Hundley, defense lead UCLA past Houston

Hundley, defense lead UCLA past Houston

Published Sep. 15, 2012 11:08 p.m. ET

PASADENA — The last time UCLA and Houston met, it was under drastically different circumstances.
A year ago Houston was the darling of the college football world. The trendy pick for BCS Buster of the year under the leadership of record-setting senior quarterback Case Keenum and the guidance of head coach Kevin Sumlin.

Fast-forward a year and the Bruins are quickly becoming this season's trendy team. No. 22 UCLA has effectively busted the Los Angeles football scene moving to 3-0 on a night where No. 2 USC went down to an unranked Stanford team. The Bruins beat the 0-2 Cougars easily 37-6, having now done everything right in positioning themselves as one of the top up-and-coming programs.

However, it's not that a 3-0 record and a near shutout isn't good enough for the team, but this team is ready to do more.

"I think we had 567 yards of total offense and had a heck of a game," Mora said. "And yet, we don't feel satisfied… They are happy that they won, but I don't think they are satisfied with the overall performance of the team."
The Bruins did, in fact, wrack up 567 total offensive yards. The total was actually the lowest number of the season, having surpassed 600 yards in the two games prior, which is still a far cry from last year's average of 367.6 per game, but less than what the offense intended on doing against the Cougars.
Brett Hundley was plagued with minor injuries and struggled in the red zone. Johnathan Franklin gained ground against the Cougars, 110 yards of it, to be exact, but not quite the number that was expected of him against a Houston team that gives up big gains.

"I'm glad our team feels that way," Mora said. "Because I think we realize what our potential is if we play at our maximum potential."

It was on the other side of the ball where the most potential was shown. Where Hundley and Franklin left off, the defense picked up.

For the third week in a row, the Bruins opened up with a defensive touchdown when Eric Kendricks returned a fumble for a 23-yard touchdown just 16 seconds after the first whistle.

Sheldon Price picked off David Piland three times, tying a school record, and the Bruins scored 13 of their 36 points off turnovers.

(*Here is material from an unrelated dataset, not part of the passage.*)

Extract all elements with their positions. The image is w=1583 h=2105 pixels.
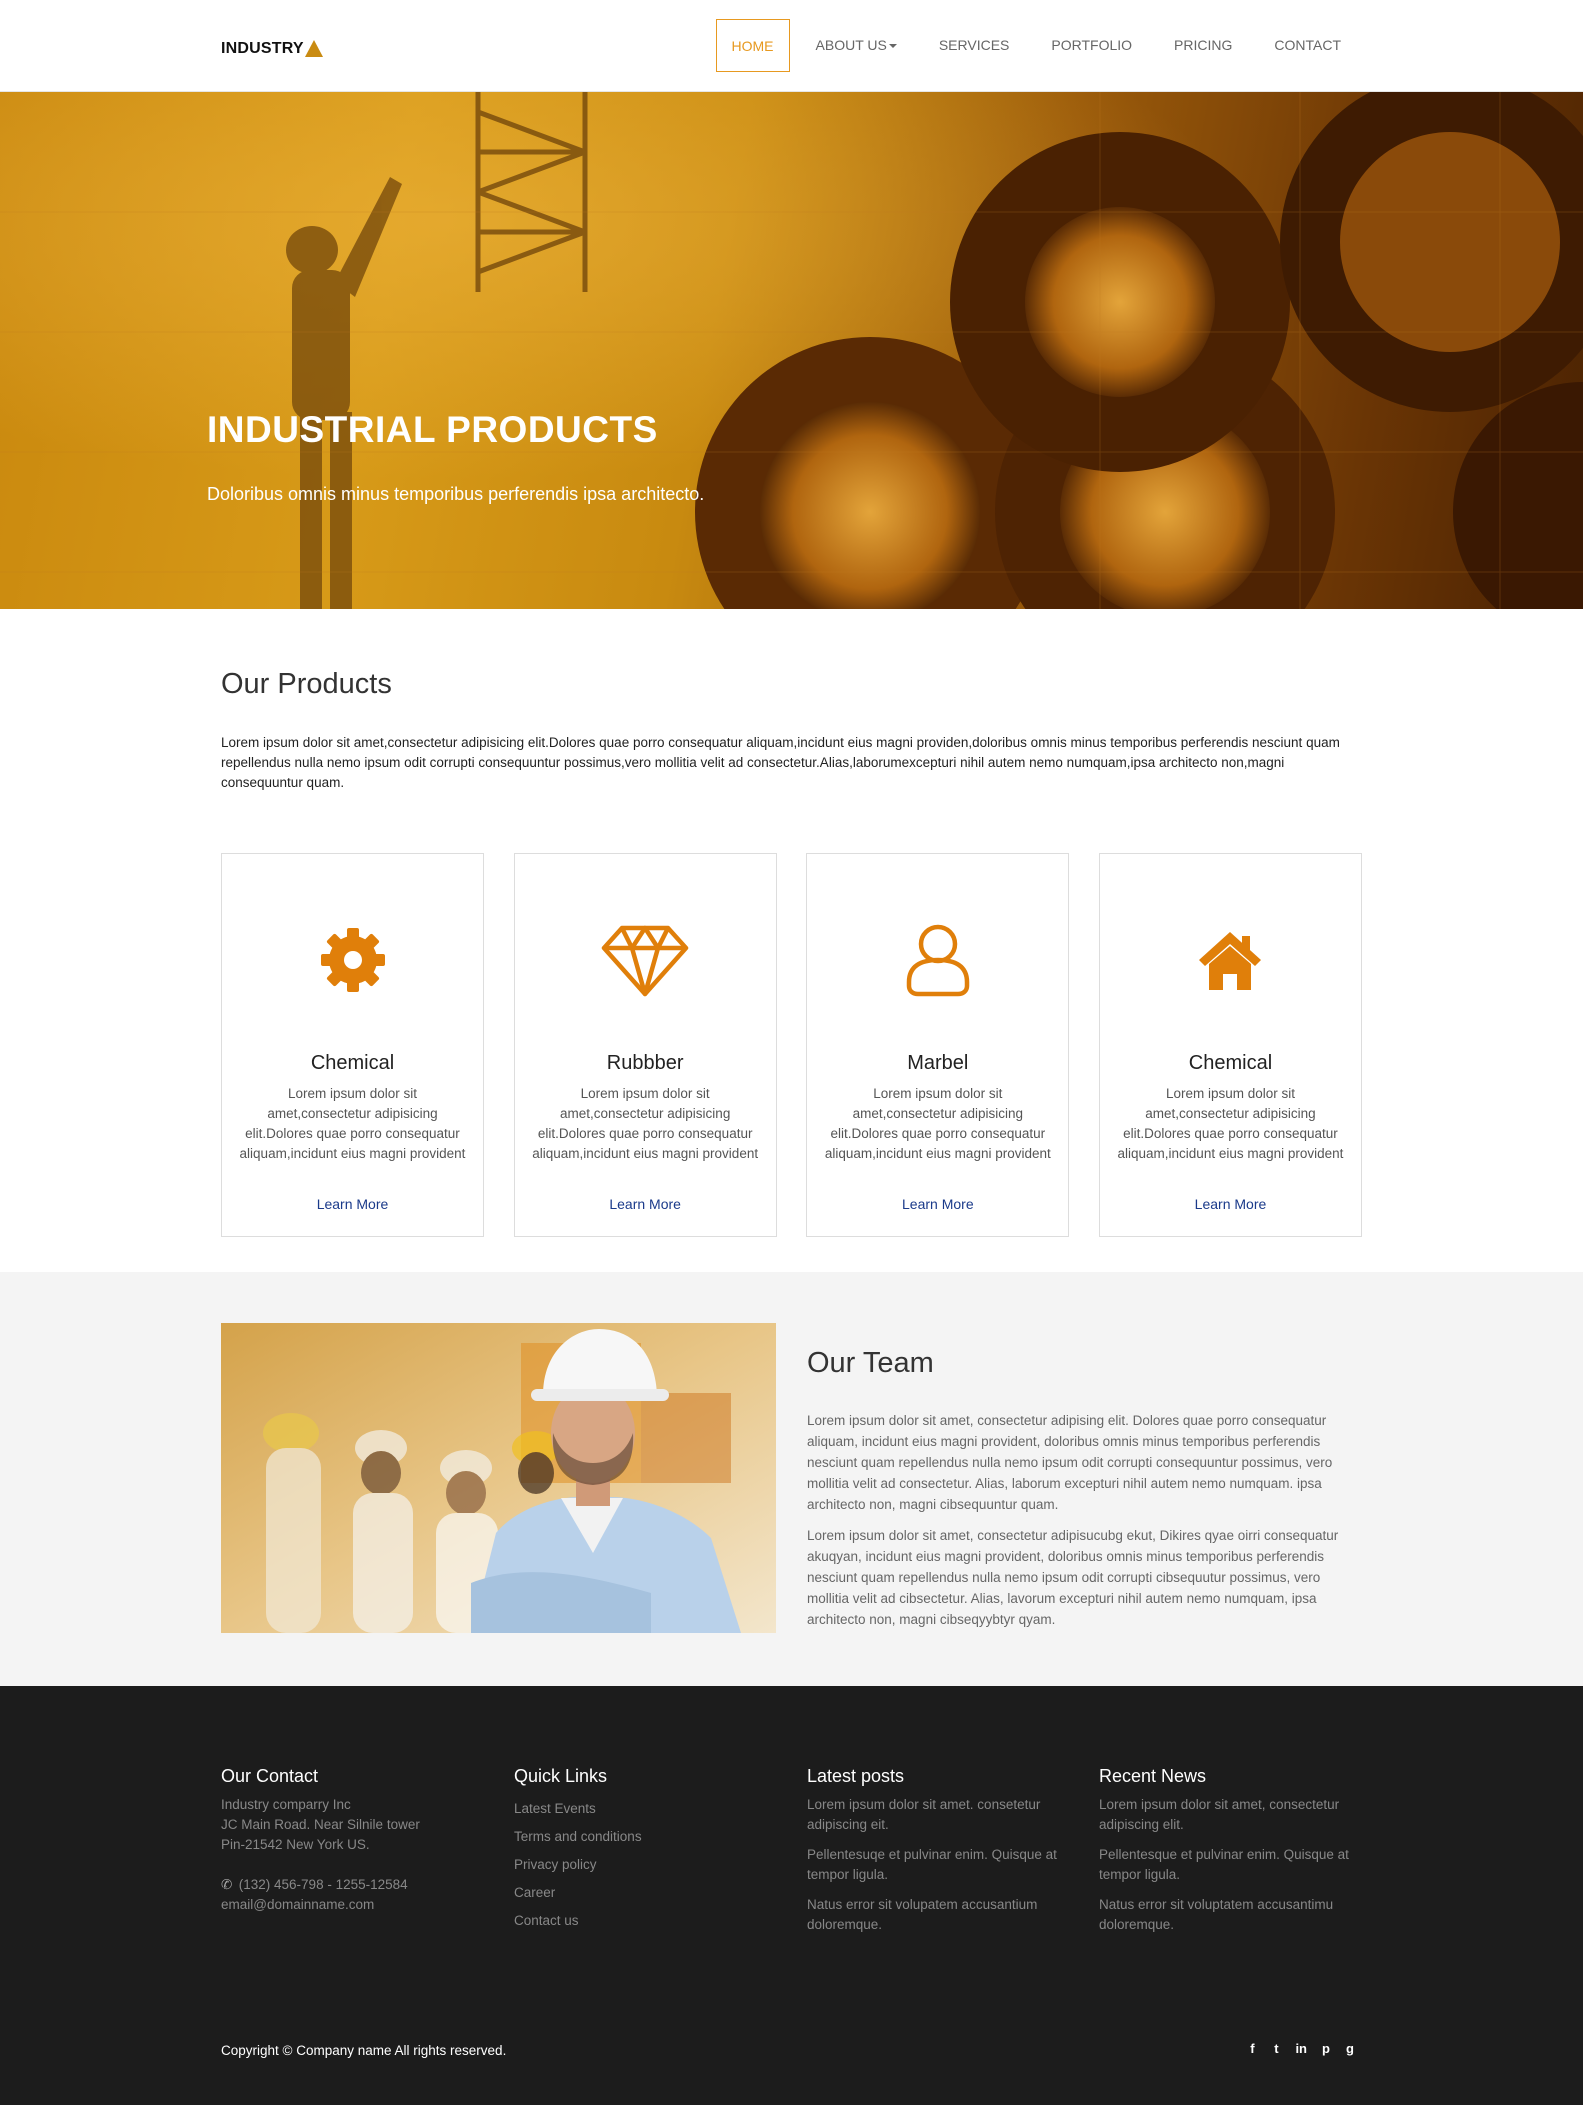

Price now has four interceptions in the two games he has played in.

"You know that you're going to have plenty of chances to make plays on the ball," Price said. "I got three passes my way and I was able to make plays on them and capitalize on them."

A team known for its precision passing offense, Houston came into the game averaging 395.5 passing yards per game. The UCLA defense picked it apart, rattling the Cougars and holding them to just 249 yards in the air and no touchdowns.

The switch from zone to a man-to-man defense had the team on track for a shutout, which would have been UCLA's first since 2007, until late in the fourth quarter when Piland suddenly found a seam and slipped through for an 86-yard touchdown run.
"If not for that last play when we put a bunch of young guys in there (and) we blew the defense a little bit, it would have been one of the finer defensive efforts I've seen against a team that put up about 700 yards last week," Mora said.

Mora has consistently emphasized playing at a championship level since he was named head coach late last year. But what was once thought to be a rebuilding project is already showing shades of the future product. A more efficient offense and a hard-hitting defense has been on full display, and Mora intends to make further refinements by cleaning up the mistakes and penalties.
"We're still searching and trying to put it all together as a football team," Mora said. "But it's a win, and we're 3-0 going into conference play so that's a real positive."

With the start the team has had, expectations are higher than they have been in years. Undaunted, Mora plans to continue raising those expectations, possibly holding his team in a higher regard than everyone else.

"Every week we're going to raise them higher," Mora said. "I don't think you should ever be satisfied until the end when you're a champion."